Data Formatting: RLDS, LeRobot, and HDF5 Schemas
Policy training frameworks expect datasets in specific formats. RLDS (Reinforcement Learning Datasets) is the TensorFlow-native standard; LeRobot uses a PyTorch-native schema with Parquet and MP4 backing; custom pipelines often use HDF5 with domain-specific layouts. Format choice determines downstream tooling compatibility and training performance.
RLDS structure organizes data as nested TensorFlow Datasets with episode and step granularity. Each episode is a sequence of steps; each step contains observations (images, joint states), actions (joint position targets), rewards, and metadata. The Open X-Embodiment dataset uses RLDS and provides conversion scripts for 60+ source datasets[3]. RLDS supports lazy loading and distributed shuffling, critical for training on 100,000+ episode datasets. However, RLDS requires TensorFlow dependencies and does not interoperate cleanly with PyTorch-native training loops.
LeRobot format stores episodes as Parquet tables (one row per timestep) with video frames in separate MP4 files referenced by frame indices. This design enables fast random access and integrates with Hugging Face Datasets for streaming and caching. The LeRobot repository includes conversion utilities for ALOHA, RoboSet, and custom datasets[6]. LeRobot's schema enforces standardized field names (observation.image, action.joint_position) that simplify multi-dataset training. As of early 2025, LeRobot supports 15+ public datasets and is the fastest-growing robotics data format.
HDF5 layouts offer maximum flexibility but require custom loaders. A typical structure uses one HDF5 file per episode with groups for observations, actions, and metadata. The HDF5 format supports chunked storage and compression, reducing file sizes by 40–60% compared to uncompressed NumPy arrays[15]. However, HDF5 files do not support concurrent writes, complicating distributed data collection. The robomimic library provides reference HDF5 schemas for manipulation tasks but does not address humanoid-specific requirements like full-body joint state.
Metadata and provenance fields are critical for dataset reuse. Every episode should record demonstrator ID, task ID, environment ID, robot serial number, software versions, and data collection date. The truelabel data provenance glossary defines minimum metadata requirements for physical AI datasets[16]. The C2PA technical specification provides a framework for cryptographically signed provenance chains, enabling buyers to verify dataset authenticity[17].

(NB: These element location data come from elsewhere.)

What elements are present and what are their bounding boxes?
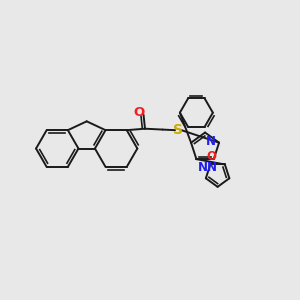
Text: N: N <box>198 161 208 174</box>
Text: S: S <box>173 123 183 136</box>
Text: O: O <box>134 106 145 119</box>
Text: N: N <box>207 161 217 174</box>
Text: O: O <box>206 150 217 163</box>
Text: N: N <box>206 135 216 148</box>
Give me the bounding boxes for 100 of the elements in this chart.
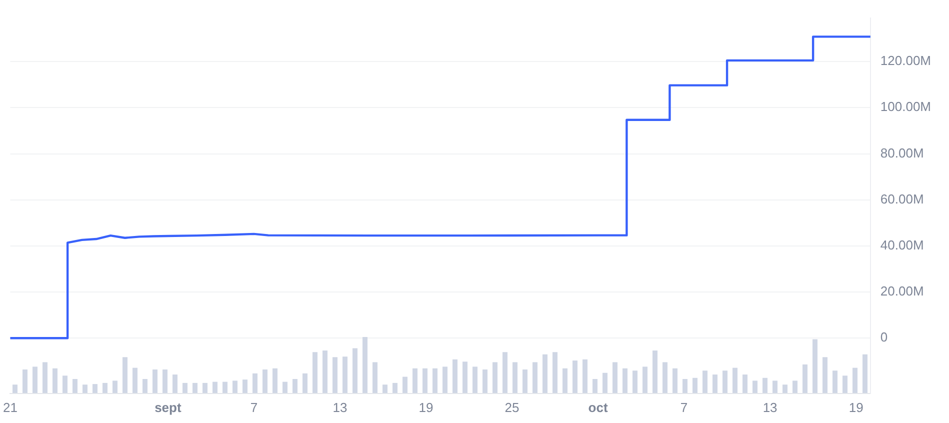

Benchmark Scale Requirements for Humanoid Policies
Published humanoid policies reveal the dataset scale needed for different capability levels. Single-task policies (e.g., walking on flat ground) train on 500–2,000 episodes; multi-task manipulation policies require 10,000–30,000 episodes; generalist whole-body policies targeting open-world deployment will likely need 200,000+ episodes based on scaling trends from vision-language models.
The HumanPlus paper reported training a 26-DOF humanoid policy on 3,000 teleoperation episodes across 12 manipulation tasks, achieving 78% success rate on held-out test tasks[1]. The RT-1 Robotics Transformer trained on 130,000 manipulation episodes and demonstrated emergent generalization to novel objects[7]. Extrapolating these results to humanoid whole-body control (which adds locomotion, balance recovery, and full-body coordination) suggests 50,000–100,000 episodes as a minimum for robust generalist policies.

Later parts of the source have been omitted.